President Bush ordered the continuation of sanctions against Syria, citing its alleged development of a nuclear reactor.
Bush first imposed the sanctions on May 11, 2004, basing them on the Syria Accountability Act adopted overwhelmingly by Congress in 2003. The president has expanded them twice.
The sanctions must be renewed annually, and Bush issued the order last week in time for this year’s anniversary.
The sanctions keep Syrian aircraft from U.S. airspace, ban all but humanitarian U.S. exports to Syria and freeze property in the United States held by leading members of the Assad regime.

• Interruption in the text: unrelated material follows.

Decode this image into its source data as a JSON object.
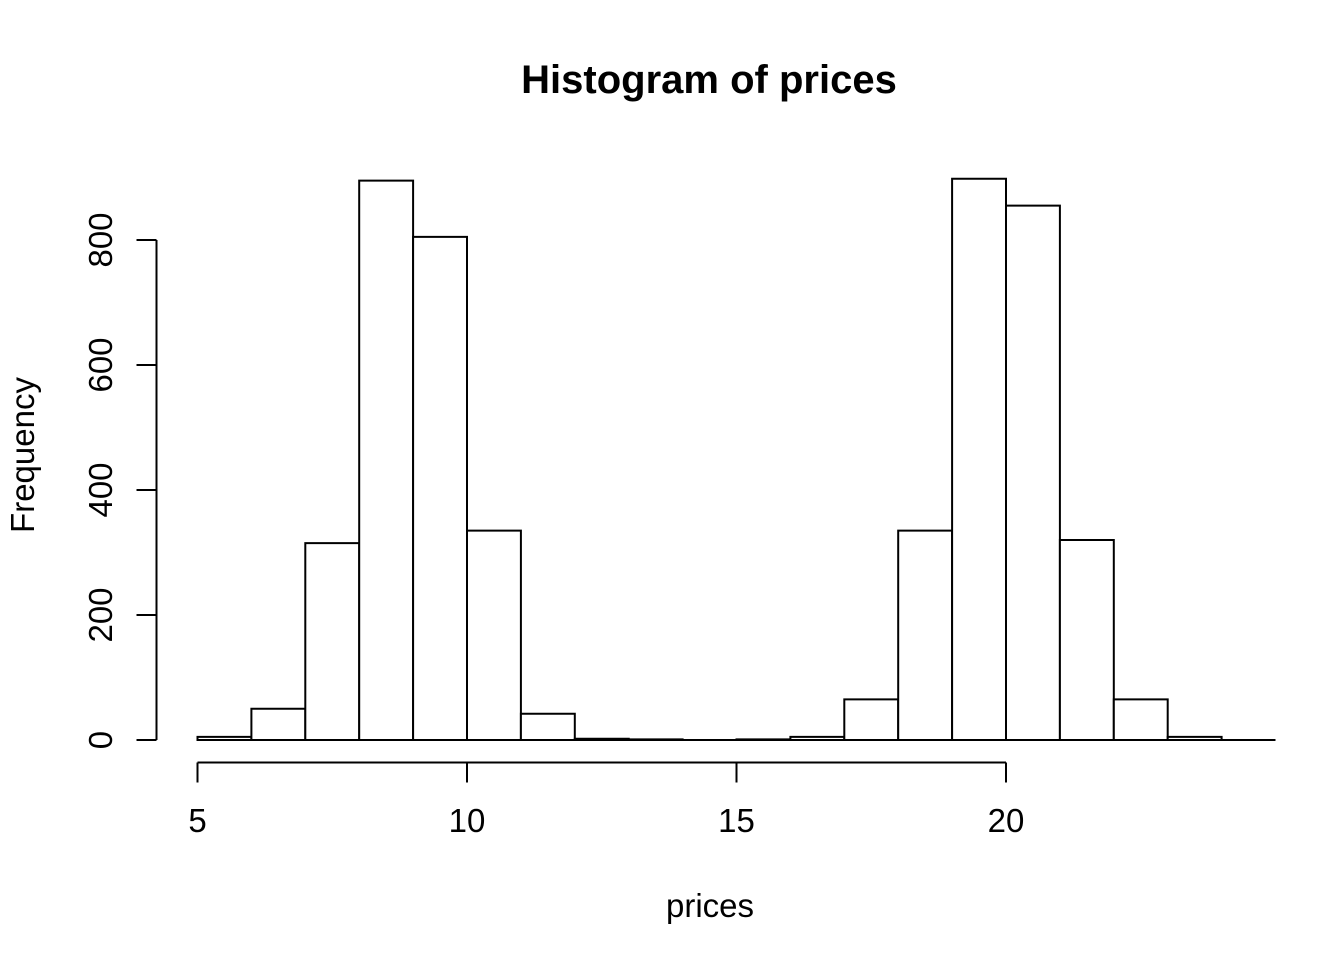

Bush has yet to impose tougher sanctions at his disposal, including the blocking of imports from Syria.
“The actions of the Government of Syria in supporting terrorism, interfering in Lebanon, pursuing weapons of mass destruction and missile programs including the recent revelation of illicit nuclear cooperation with North Korea, and undermining U.S. and international efforts with respect to the stabilization and reconstruction of Iraq pose a continuing unusual and extraordinary threat to the national security, foreign policy, and economy of the United States,” Bush said in his message to Congress.
He was referring to what U.S. intelligence has said is the nuclear reactor destroyed in an Israeli air raid last September. Neither Israel nor Syria has affirmed that the target was a reactor.
The statement comes as Israel has stepped up its third-party contacts with Syria toward renewing peace talks, a process the Bush administration has opposed because of Syria’s continued hegemonic ambitions in Lebanon and its failure to keep insurgents from crossing its border into Iraq.